Giving Life After Death Row


By CHRISTIAN LONGO

EIGHT years ago I was sentenced to death for the murders of my wife and three children. I am guilty. I once thought that I could fool others into believing this was not true. Failing that, I tried to convince myself that it didn’t matter. But gradually, the enormity of what I did seeped in; that was followed by remorse and then a wish to make amends.

I spend 22 hours a day locked in a 6 foot by 8 foot box on Oregon’s death row. There is no way to atone for my crimes, but I believe that a profound benefit to society can come from my circumstances. I have asked to end my remaining appeals, and then donate my organs after my execution to those who need them. But my request has been rejected by the prison authorities.

According to the United Network for Organ Sharing, there are more than 110,000 Americans on organ waiting lists.
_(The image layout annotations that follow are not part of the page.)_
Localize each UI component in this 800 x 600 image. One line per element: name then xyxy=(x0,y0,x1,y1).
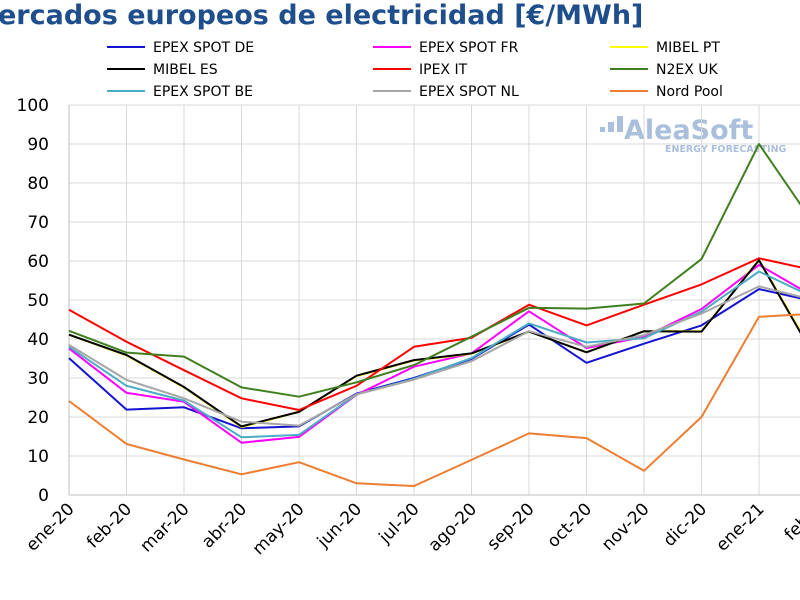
legend-label: EPEX SPOT DE xyxy=(153,40,254,56)
x-tick-label: oct-20 xyxy=(544,499,596,551)
x-tick-label: abr-20 xyxy=(198,499,251,552)
x-tick-label: ene-20 xyxy=(22,499,78,555)
y-tick-label: 40 xyxy=(27,330,49,350)
x-tick-label: nov-20 xyxy=(598,499,654,555)
series-line-epex-spot-fr xyxy=(68,263,800,444)
axes xyxy=(68,105,800,496)
legend-label: IPEX IT xyxy=(419,62,468,78)
x-tick-label: feb-2 xyxy=(781,499,800,544)
legend-label: EPEX SPOT BE xyxy=(153,84,253,100)
x-tick-label: jul-20 xyxy=(375,499,424,548)
chart-title: ercados europeos de electricidad [€/MWh] xyxy=(0,0,644,31)
x-tick-label: jun-20 xyxy=(313,499,366,552)
grid xyxy=(69,104,800,495)
x-tick-label: sep-20 xyxy=(483,499,538,554)
x-tick-label: dic-20 xyxy=(660,499,711,550)
y-tick-label: 0 xyxy=(38,486,49,506)
aleasoft-logo-icon xyxy=(600,116,623,132)
y-tick-label: 60 xyxy=(27,252,49,272)
y-tick-label: 90 xyxy=(27,135,49,155)
x-tick-label: ene-21 xyxy=(712,499,768,555)
series-lines xyxy=(68,143,800,487)
series-line-mibel-es xyxy=(68,259,800,428)
legend-label: N2EX UK xyxy=(656,62,719,78)
legend-label: Nord Pool xyxy=(656,84,723,100)
y-tick-label: 70 xyxy=(27,213,49,233)
legend-label: MIBEL ES xyxy=(153,62,218,78)
y-tick-label: 30 xyxy=(27,369,49,389)
x-tick-label: ago-20 xyxy=(425,499,481,555)
legend: EPEX SPOT DE EPEX SPOT FR MIBEL PT MIBEL ES… xyxy=(107,40,723,100)
series-line-n2ex-uk xyxy=(68,143,800,398)
x-tick-label: feb-20 xyxy=(83,499,136,552)
series-line-ipex-it xyxy=(68,257,800,411)
legend-label: EPEX SPOT FR xyxy=(419,40,519,56)
x-tick-label: may-20 xyxy=(249,499,309,559)
series-line-nord-pool xyxy=(68,313,800,487)
legend-label: EPEX SPOT NL xyxy=(419,84,519,100)
watermark-brand: AleaSoft xyxy=(624,115,753,146)
aleasoft-watermark: AleaSoft ENERGY FORECASTING xyxy=(600,115,787,155)
y-tick-label: 10 xyxy=(27,447,49,467)
y-tick-label: 50 xyxy=(27,291,49,311)
x-tick-label: mar-20 xyxy=(137,499,194,556)
watermark-tagline: ENERGY FORECASTING xyxy=(665,144,787,155)
y-tick-label: 100 xyxy=(17,96,49,116)
y-tick-label: 80 xyxy=(27,174,49,194)
y-tick-label: 20 xyxy=(27,408,49,428)
legend-label: MIBEL PT xyxy=(656,40,720,56)
y-axis-ticks: 0 10 20 30 40 50 60 70 80 90 100 xyxy=(17,96,49,506)
series-line-epex-spot-nl xyxy=(68,285,800,427)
Around 19 of them die each day. There are more than 3,000 prisoners on death row in the United States, and just one inmate could save up to eight lives by donating a healthy heart, lungs, kidneys, liver and other transplantable tissues.
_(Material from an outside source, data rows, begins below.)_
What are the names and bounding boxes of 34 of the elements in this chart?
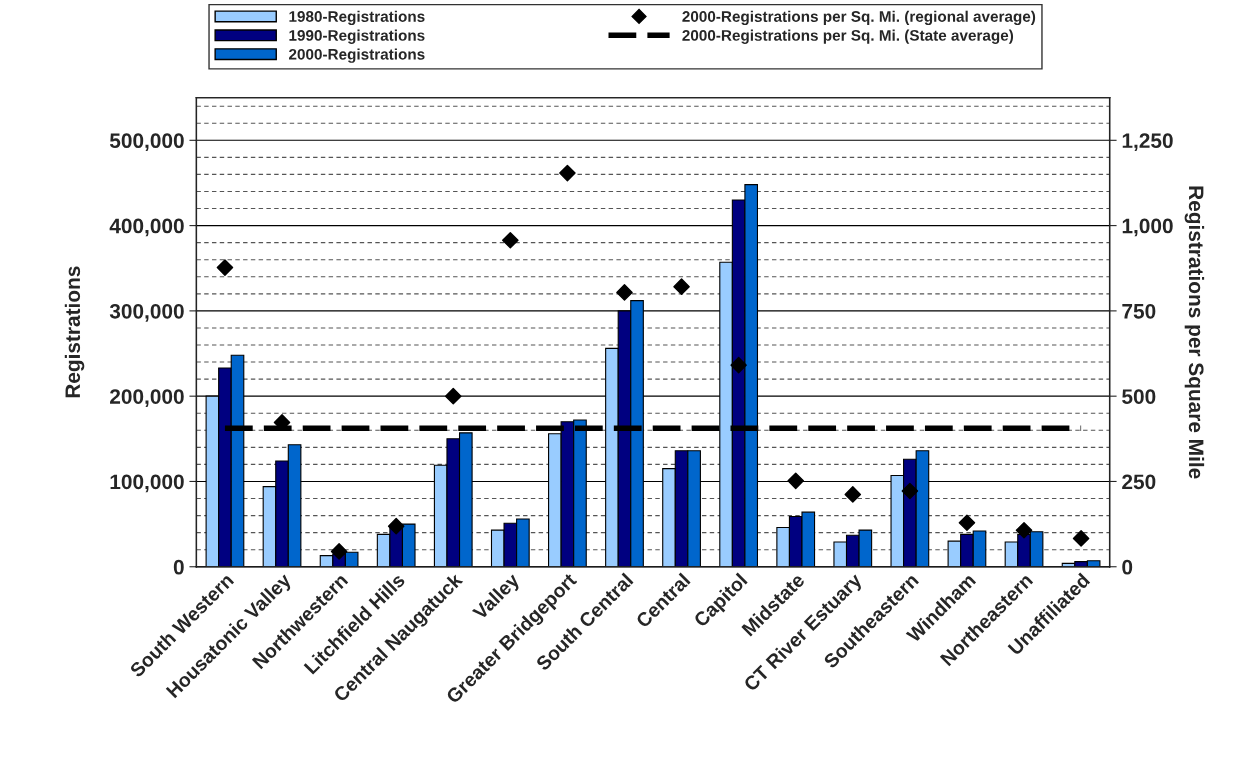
point: [216, 259, 234, 276]
legend-label: 1990-Registrations: [289, 29, 425, 44]
point: [673, 278, 690, 295]
point: [730, 356, 747, 374]
point: [1072, 530, 1090, 547]
point: [616, 284, 633, 301]
point: [444, 387, 462, 405]
y2-tick-label: 0: [1122, 559, 1133, 575]
y2-tick-label: 250: [1122, 474, 1156, 490]
y-axis-title: Registrations: [64, 266, 85, 398]
y-tick-label: 500,000: [109, 133, 184, 152]
y2-tick-label: 750: [1122, 303, 1156, 319]
point: [958, 514, 976, 532]
legend-label: 2000-Registrations per Sq. Mi. (State average): [682, 29, 1014, 44]
point: [387, 517, 405, 535]
legend-label: 2000-Registrations per Sq. Mi. (regional average): [682, 10, 1036, 26]
legend-label: 2000-Registrations: [289, 48, 425, 63]
point: [901, 482, 919, 500]
point: [502, 231, 519, 249]
y2-axis-title: Registrations per Square Mile: [1184, 186, 1205, 479]
y-tick-label: 400,000: [109, 218, 184, 237]
point: [559, 164, 576, 182]
y-tick-label: 300,000: [109, 303, 184, 322]
point: [330, 543, 348, 560]
y-tick-label: 200,000: [110, 389, 184, 407]
y2-tick-label: 500: [1122, 389, 1156, 404]
point: [844, 486, 862, 503]
y2-tick-label: 1,250: [1122, 133, 1173, 152]
y-tick-label: 100,000: [110, 474, 184, 493]
legend-label: 1980-Registrations: [289, 10, 425, 26]
point: [1015, 521, 1033, 539]
point: [787, 472, 805, 490]
y-tick-label: 0: [173, 559, 184, 575]
y2-tick-label: 1,000: [1122, 218, 1173, 237]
There is no law barring inmates condemned to death in the United States from donating their organs, but I haven’t found any prisons that allow it. The main explanation is that Oregon and most other states use a sequence of three drugs for lethal injections that damages the organs. But Ohio and Washington use a larger dose of just one drug, a fast-acting barbiturate that doesn’t destroy organs. If states would switch to a one-drug regimen, inmates’ organs could be saved.
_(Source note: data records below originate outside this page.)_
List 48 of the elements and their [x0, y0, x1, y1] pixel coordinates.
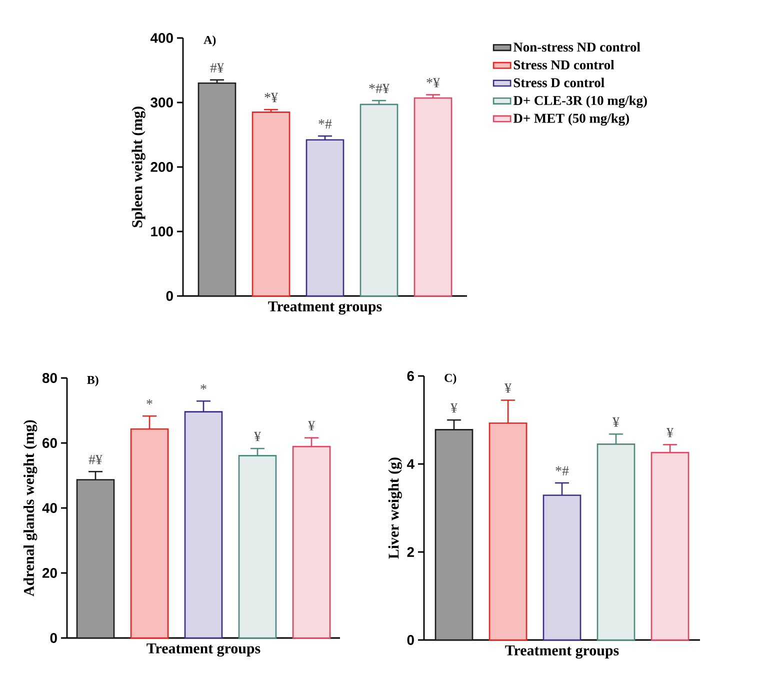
y-tick-label: 400 — [150, 33, 173, 43]
y-tick-label: 2 — [407, 547, 414, 557]
bar — [414, 97, 452, 297]
legend-label: D+ MET (50 mg/kg) — [513, 113, 629, 126]
y-tick-label: 60 — [42, 438, 57, 448]
annotation: *¥ — [426, 78, 440, 88]
bar — [252, 112, 290, 297]
bar — [306, 139, 344, 297]
annotation: #¥ — [88, 454, 102, 464]
annotation: ¥ — [504, 384, 512, 393]
annotation: *#¥ — [369, 84, 390, 94]
y-tick-label: 80 — [42, 373, 57, 383]
bar — [360, 104, 398, 297]
y-tick-label: 100 — [151, 226, 173, 236]
y-tick-label: 0 — [407, 635, 414, 645]
y-tick-label: 200 — [150, 162, 173, 172]
chart-title: C) — [444, 374, 456, 384]
annotation: #¥ — [210, 63, 224, 72]
annotation: *# — [318, 119, 332, 129]
annotation: ¥ — [612, 417, 620, 427]
x-axis-title: Treatment groups — [146, 644, 260, 657]
annotation: * — [146, 399, 152, 404]
legend-label: Stress ND control — [514, 60, 614, 70]
y-tick-label: 300 — [150, 98, 173, 108]
y-tick-label: 0 — [50, 633, 57, 643]
x-axis-title: Treatment groups — [505, 646, 619, 659]
y-tick-label: 20 — [42, 568, 57, 578]
annotation: ¥ — [666, 428, 674, 438]
y-tick-label: 0 — [166, 291, 173, 301]
annotation: * — [200, 384, 206, 390]
annotation: ¥ — [450, 403, 458, 412]
legend-label: D+ CLE-3R (10 mg/kg) — [513, 96, 647, 108]
annotation: *¥ — [264, 92, 278, 102]
legend-label: Non-stress ND control — [513, 42, 640, 52]
y-axis-title: Liver weight (g) — [388, 458, 402, 559]
y-axis-title: Adrenal glands weight (mg) — [23, 420, 38, 596]
chart-title: B) — [87, 376, 98, 386]
bar — [198, 82, 236, 297]
annotation: ¥ — [308, 421, 315, 430]
annotation: ¥ — [254, 432, 261, 442]
annotation: *# — [556, 466, 569, 476]
y-tick-label: 4 — [406, 459, 414, 469]
legend-label: Stress D control — [514, 78, 604, 88]
x-axis-title: Treatment groups — [268, 302, 382, 315]
y-axis-title: Spleen weight (mg) — [132, 106, 146, 228]
chart-title: A) — [204, 36, 216, 46]
y-tick-label: 40 — [42, 503, 57, 513]
y-tick-label: 6 — [407, 371, 414, 381]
Another common concern is that the organs of prisoners may be tainted by infections, H.I.V. or hepatitis. Though the prison population does have a higher prevalence of such diseases than do non-prisoners, thorough testing can easily determine whether a prisoner’s organs are healthy. These tests would be more reliable than many given to, say, a victim of a car crash who had signed up to be a donor; in the rush to transplant organs after an accident, there is less time for a full risk analysis.

There are also fears about security — that, for example, prisoners will volunteer to donate organs as part of an elaborate escape scheme. But prisoners around the country make hospital trips for medical reasons every day. And in any case, executions have to take place on prison grounds, so the organ removal would take place there as well.